THIRD MILLENNIUM LIBRARY
 
 

CHAPTER IX

THE ANTONINES

VI.

INTERNAL POLICY

 

“The universal cause is a wintry torrent: it sweeps all before it. But how paltry are both these political affairs and the mannikins who, as they think, act as philosophers. Drivellers all. What then, man? Do what now nature claims of you: strive forward, if it is granted you, and do not look round to see if anyone will know of it. Hope not for Plato’s Republic. Be content if the least thing goes forward, and consider the issue even of this as no small thing. For who then changes his opinion? But apart from a change of opinion what is it all but a servitude of those who groan under it and pretend to be obedient? Come now and tell me of Alexander and Philip and Demetrius of Phalerum. Men shall see if they saw what man’s common nature wished, and if they educated themselves. If they played tragedy, no one has condemned me to be their imitator. Simple and modest is the work of philosophy. Lead me not away to pompousness and conceit?” In his public life Marcus’ bearing was that of a philosopher. In his own thoughts he was no revolutionary, nor was it in his passionless nature to create Utopias. He hardly laid a finger on the existing order of things. He preserved with pedantic care the rights of the whole community, of the orders and of individuals, and their duties. When he asked for funds for the Second Marcomannic War he played on the old maxim—“res publica est res populi”, and declared simply that he possessed nothing and was even lodged by the State. Thus he made the property of the Emperor liable to be searched for runaway slaves, to make real the right of the agents of the State’s authority. Though he had sold the treasures of the palace to meet the needs of the crisis and avoided enriching the fiscus, he did not abolish its treasuries or give away his possessions. The People did not become active again but remained the object of his constant care: Italy was more and more taken under his charge and set on a level with the provinces.

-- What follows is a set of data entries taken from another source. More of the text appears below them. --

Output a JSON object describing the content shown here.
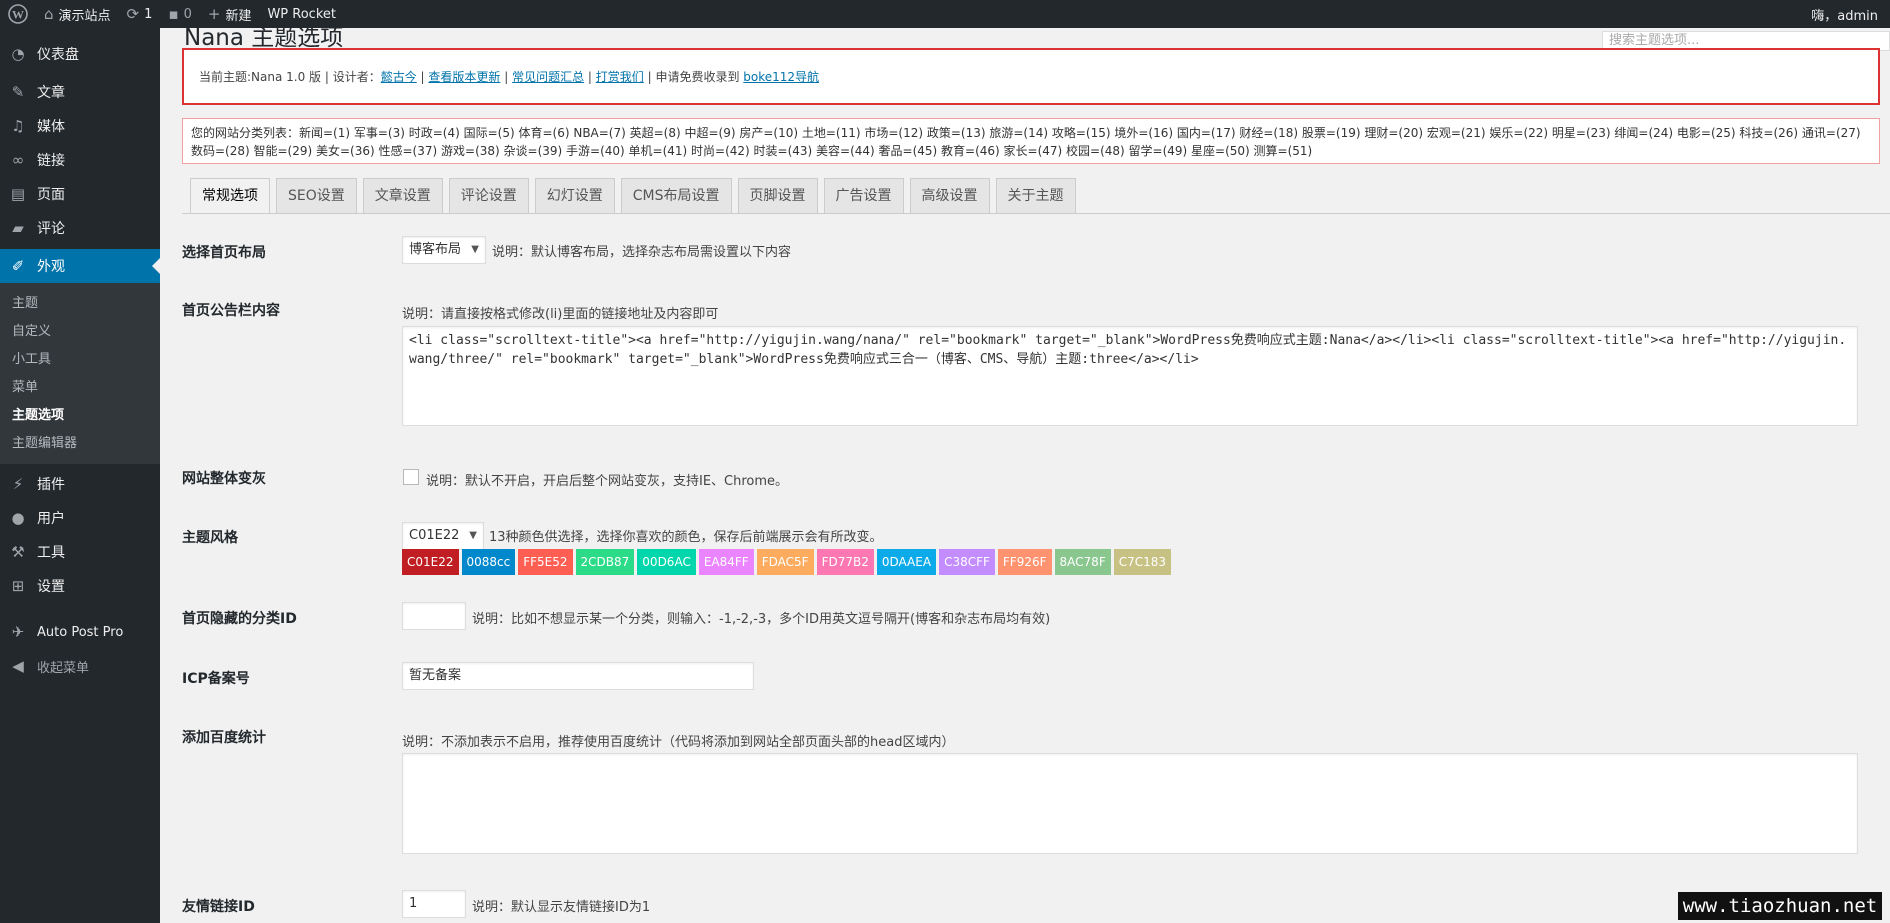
{
  "adminbar": {
    "site_name": "演示站点",
    "updates_count": "1",
    "comments_count": "0",
    "new_label": "新建",
    "rocket_label": "WP Rocket",
    "greeting": "嗨，admin"
  },
  "sidebar": {
    "items": [
      {
        "label": "仪表盘",
        "icon": "dashboard-icon"
      },
      {
        "label": "文章",
        "icon": "pin-icon"
      },
      {
        "label": "媒体",
        "icon": "media-icon"
      },
      {
        "label": "链接",
        "icon": "link-icon"
      },
      {
        "label": "页面",
        "icon": "page-icon"
      },
      {
        "label": "评论",
        "icon": "comment-icon"
      },
      {
        "label": "外观",
        "icon": "brush-icon"
      },
      {
        "label": "插件",
        "icon": "plugin-icon"
      },
      {
        "label": "用户",
        "icon": "user-icon"
      },
      {
        "label": "工具",
        "icon": "wrench-icon"
      },
      {
        "label": "设置",
        "icon": "settings-icon"
      },
      {
        "label": "Auto Post Pro",
        "icon": "auto-post-icon"
      },
      {
        "label": "收起菜单",
        "icon": "collapse-icon"
      }
    ],
    "appearance_submenu": [
      "主题",
      "自定义",
      "小工具",
      "菜单",
      "主题选项",
      "主题编辑器"
    ]
  },
  "page": {
    "title": "Nana 主题选项",
    "search_placeholder": "搜索主题选项..."
  },
  "notice": {
    "prefix": "当前主题:Nana 1.0 版 | 设计者：",
    "designer_link": "懿古今",
    "sep1": " | ",
    "update_link": "查看版本更新",
    "sep2": " | ",
    "faq_link": "常见问题汇总",
    "sep3": " | ",
    "donate_link": "打赏我们",
    "middle": " | 申请免费收录到 ",
    "nav_link": "boke112导航"
  },
  "categories_text": "您的网站分类列表：新闻=(1)  军事=(3)  时政=(4)  国际=(5)  体育=(6)  NBA=(7)  英超=(8)  中超=(9)  房产=(10)  土地=(11)  市场=(12)  政策=(13)  旅游=(14)  攻略=(15)  境外=(16)  国内=(17)  财经=(18)  股票=(19)  理财=(20)  宏观=(21)  娱乐=(22)  明星=(23)  绯闻=(24)  电影=(25)  科技=(26)  通讯=(27)  数码=(28)  智能=(29)  美女=(36)  性感=(37)  游戏=(38)  杂谈=(39)  手游=(40)  单机=(41)  时尚=(42)  时装=(43)  美容=(44)  奢品=(45)  教育=(46)  家长=(47)  校园=(48)  留学=(49)  星座=(50)  测算=(51)",
  "tabs": [
    "常规选项",
    "SEO设置",
    "文章设置",
    "评论设置",
    "幻灯设置",
    "CMS布局设置",
    "页脚设置",
    "广告设置",
    "高级设置",
    "关于主题"
  ],
  "fields": {
    "layout": {
      "label": "选择首页布局",
      "value": "博客布局",
      "desc": "说明：默认博客布局，选择杂志布局需设置以下内容"
    },
    "announcement": {
      "label": "首页公告栏内容",
      "desc": "说明：请直接按格式修改(li)里面的链接地址及内容即可",
      "value": "<li class=\"scrolltext-title\"><a href=\"http://yigujin.wang/nana/\" rel=\"bookmark\" target=\"_blank\">WordPress免费响应式主题:Nana</a></li><li class=\"scrolltext-title\"><a href=\"http://yigujin.wang/three/\" rel=\"bookmark\" target=\"_blank\">WordPress免费响应式三合一（博客、CMS、导航）主题:three</a></li>"
    },
    "grayscale": {
      "label": "网站整体变灰",
      "desc": "说明：默认不开启，开启后整个网站变灰，支持IE、Chrome。"
    },
    "theme_style": {
      "label": "主题风格",
      "value": "C01E22",
      "desc": "13种颜色供选择，选择你喜欢的颜色，保存后前端展示会有所改变。",
      "swatches": [
        {
          "label": "C01E22",
          "color": "#C01E22"
        },
        {
          "label": "0088cc",
          "color": "#0088cc"
        },
        {
          "label": "FF5E52",
          "color": "#FF5E52"
        },
        {
          "label": "2CDB87",
          "color": "#2CDB87"
        },
        {
          "label": "00D6AC",
          "color": "#00D6AC"
        },
        {
          "label": "EA84FF",
          "color": "#EA84FF"
        },
        {
          "label": "FDAC5F",
          "color": "#FDAC5F"
        },
        {
          "label": "FD77B2",
          "color": "#FD77B2"
        },
        {
          "label": "0DAAEA",
          "color": "#0DAAEA"
        },
        {
          "label": "C38CFF",
          "color": "#C38CFF"
        },
        {
          "label": "FF926F",
          "color": "#FF926F"
        },
        {
          "label": "8AC78F",
          "color": "#8AC78F"
        },
        {
          "label": "C7C183",
          "color": "#C7C183"
        }
      ]
    },
    "hidden_cats": {
      "label": "首页隐藏的分类ID",
      "value": "",
      "desc": "说明：比如不想显示某一个分类，则输入：-1,-2,-3，多个ID用英文逗号隔开(博客和杂志布局均有效)"
    },
    "icp": {
      "label": "ICP备案号",
      "value": "暂无备案"
    },
    "baidu": {
      "label": "添加百度统计",
      "desc": "说明：不添加表示不启用，推荐使用百度统计（代码将添加到网站全部页面头部的head区域内）",
      "value": ""
    },
    "friend_link": {
      "label": "友情链接ID",
      "value": "1",
      "desc": "说明：默认显示友情链接ID为1"
    }
  },
  "watermark": "www.tiaozhuan.net"
}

The Senate was a pliable instrument even at the time of Cassius’ rebellion, when it visited him with outlawry and confiscation: Marcus allowed the Senate to decree the joint rule of Verus and of Commodus, assigned to it debate and decision on all great matters of State, such as the declaration of war on the Northern peoples and the treaties with them. He was scrupulous to maintain the Senate’s jurisdiction, was careful to avoid passing sentence on senators, he requested the Senate to be merciful when, in its care for him, it would judge too harshly the rebels sent before it. Where possible, he showed it honor. He stepped down from his triumphal car in the Circus to pass on foot before it. He did not admit equestrian advisers to his consilium if a senator was to be tried. He was instant in forbidding marriage between a lady of senatorial rank and a freedman. It may have been at his suggestion that the Senate decreed that no one of its members might marry or retain as wife anyone condemned by a public court. Despite his own wishes he would not have a senator appointed Prefect of the Guard as it would have involved a step down into the equestrian order. He entrusted new offices to senators and used senatorial magistrates as judges of appeal, as he gave the Senate the final judgment within the scope of the consular jurisdiction. He discussed with leading senators the problems of domestic and foreign policy.

SENATE AND EQUITES 

All this he could do for the Senate was in his hand. When he was in Rome he was regular at its sessions and would hasten in from Campania to make proposals in person. But he did not hesitate to promote to the Senate many of his friends, even equites, who had done good service, or to assist senators to regain their rank if they had lost it through unmerited poverty. Men from all the provinces were allowed to reach the highest offices of State. There was one rule, that no one reached the Curia with whom the Emperor was not acquainted. Neither wealth nor illustrious descent counted with him, only merit. The future emperor, Pertinax, born ‘in the Apennines’, son of a freedman, became senator and consul. Pompeianus the Syrian son of an eques, Petronius Sura Mamertinus grandson of an eques, Antistius Burrus an African, became his sons-in-law. Marcus decreed that senators need only have one-quarter of their property in Italian land. Since the days when Claudius had admitted to the Curia provincials ‘who could adorn it’, things had gone so far that the high society of Rome and the aristocracy of the empire had little stake in Italy and were in only small measure of Italian birth, and even the Romanized upper class of Spain was already spent. It was from Africa, the East and the Danube area that new strength came. The new senators might believe themselves the guardians of an aristocratic tradition, and have the training, education, experience and class-consciousness that gave them the name of Roman, but they were not of one blood or of one intellectual outlook. They owed all to the Emperor’s favor and were his willing obedient followers. They worked in harmony with the Emperor, as, so his philosophy taught him, was the way of nature. While the old form was kept, it received new content. The Senate was to the Emperor like a vessel in which were mingled and preserved the finest essences of the whole Empire. But the Empire was order, and of this order he was master.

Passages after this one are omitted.